A pilot, feasibility, randomised controlled trial of midodrine as adjunctive vasopressor for low-dose vasopressor-dependent hypotension in intensive care patients: The MAVERIC study.

PURPOSE

To assess the feasibility and physiological efficacy of adjunctive midodrine in patients with vasopressor-dependent hypotension.

MATERIALS AND METHODS

This was a pilot, open label, randomised controlled trial. Patients were enrolled from two tertiary intensive care units on low dose intravenous vasopressor therapy for more than 24 h. We randomly assigned patients to receive either adjunctive midodrine (10 mg every 8 h) or usual care. The primary efficacy outcome was time to cessation of intravenous vasopressor therapy. Secondary outcomes included protocol compliance, ICU and hospital length of stay.

RESULTS

We screened 381 patients over 22-months and enrolled 62 (32 in midodrine group, 30 in usual care group). Median time to cessation of vasopressor infusion was 16.5 h for midodrine vs 19 h for usual care (p = 0.22).

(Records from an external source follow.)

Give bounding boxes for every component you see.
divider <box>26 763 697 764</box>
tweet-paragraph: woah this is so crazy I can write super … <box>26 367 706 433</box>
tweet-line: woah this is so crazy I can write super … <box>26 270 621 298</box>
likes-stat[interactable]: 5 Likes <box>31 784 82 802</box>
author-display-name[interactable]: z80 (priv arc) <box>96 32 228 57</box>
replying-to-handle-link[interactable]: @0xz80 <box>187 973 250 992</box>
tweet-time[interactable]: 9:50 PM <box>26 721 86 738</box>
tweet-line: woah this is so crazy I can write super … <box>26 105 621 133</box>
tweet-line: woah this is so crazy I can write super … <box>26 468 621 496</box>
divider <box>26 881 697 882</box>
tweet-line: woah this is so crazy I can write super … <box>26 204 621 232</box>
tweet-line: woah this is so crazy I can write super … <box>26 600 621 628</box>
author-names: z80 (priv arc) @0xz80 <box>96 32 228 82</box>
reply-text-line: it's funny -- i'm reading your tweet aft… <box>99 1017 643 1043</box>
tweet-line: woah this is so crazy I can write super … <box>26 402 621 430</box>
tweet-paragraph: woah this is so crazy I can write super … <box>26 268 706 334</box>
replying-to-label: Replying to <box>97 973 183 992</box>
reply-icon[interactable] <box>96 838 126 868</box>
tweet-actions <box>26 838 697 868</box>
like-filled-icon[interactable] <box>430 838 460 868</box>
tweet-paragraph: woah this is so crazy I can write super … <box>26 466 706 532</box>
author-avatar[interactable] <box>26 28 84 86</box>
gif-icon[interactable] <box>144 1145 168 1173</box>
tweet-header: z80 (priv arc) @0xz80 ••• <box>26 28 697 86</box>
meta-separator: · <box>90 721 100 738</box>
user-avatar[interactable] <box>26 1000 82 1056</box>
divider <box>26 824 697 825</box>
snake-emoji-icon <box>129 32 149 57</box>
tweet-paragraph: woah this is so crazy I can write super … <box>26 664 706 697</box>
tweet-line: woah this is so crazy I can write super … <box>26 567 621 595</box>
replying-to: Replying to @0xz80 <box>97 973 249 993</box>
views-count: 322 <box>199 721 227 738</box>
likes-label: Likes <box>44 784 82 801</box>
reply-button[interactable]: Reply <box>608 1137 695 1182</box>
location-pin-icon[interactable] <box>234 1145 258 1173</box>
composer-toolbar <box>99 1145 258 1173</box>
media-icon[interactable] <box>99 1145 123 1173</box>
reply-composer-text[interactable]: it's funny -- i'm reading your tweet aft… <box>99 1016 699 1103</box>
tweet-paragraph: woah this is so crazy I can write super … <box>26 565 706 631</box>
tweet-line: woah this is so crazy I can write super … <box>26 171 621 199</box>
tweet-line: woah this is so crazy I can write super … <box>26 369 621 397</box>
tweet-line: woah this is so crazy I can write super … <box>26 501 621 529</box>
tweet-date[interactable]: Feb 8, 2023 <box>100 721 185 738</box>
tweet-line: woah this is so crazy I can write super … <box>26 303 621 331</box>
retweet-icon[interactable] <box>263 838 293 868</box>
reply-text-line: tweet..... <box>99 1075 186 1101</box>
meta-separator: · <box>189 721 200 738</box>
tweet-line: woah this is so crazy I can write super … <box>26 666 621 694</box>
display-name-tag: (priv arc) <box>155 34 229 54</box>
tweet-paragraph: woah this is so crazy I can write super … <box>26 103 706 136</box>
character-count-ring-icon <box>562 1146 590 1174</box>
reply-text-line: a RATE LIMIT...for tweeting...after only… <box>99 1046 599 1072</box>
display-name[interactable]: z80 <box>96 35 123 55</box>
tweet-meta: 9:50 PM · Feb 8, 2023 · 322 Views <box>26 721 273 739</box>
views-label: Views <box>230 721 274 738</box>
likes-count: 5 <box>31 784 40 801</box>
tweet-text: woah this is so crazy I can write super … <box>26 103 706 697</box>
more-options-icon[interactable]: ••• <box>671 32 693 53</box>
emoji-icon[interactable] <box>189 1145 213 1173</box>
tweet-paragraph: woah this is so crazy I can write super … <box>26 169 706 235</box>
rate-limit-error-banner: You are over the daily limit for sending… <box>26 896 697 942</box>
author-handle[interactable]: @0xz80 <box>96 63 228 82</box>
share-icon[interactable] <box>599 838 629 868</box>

Time in ICU (50 [25.50, 74.00] hours for midodrine v 59 [38.50, 93.25] hours for usual care, p = 0.14) and hospital length of stay (9 days vs. 7.5 days, p = 0.92) were similar. Protocol compliance was 96.9%. One patient ceased midodrine early due to symptomatic bradycardia.

CONCLUSIONS

Adjunctive midodrine therapy was feasible with acceptable compliance, duration of therapy, and safety profile. However, at the chosen dose, there was no evidence of physiological or clinical efficacy.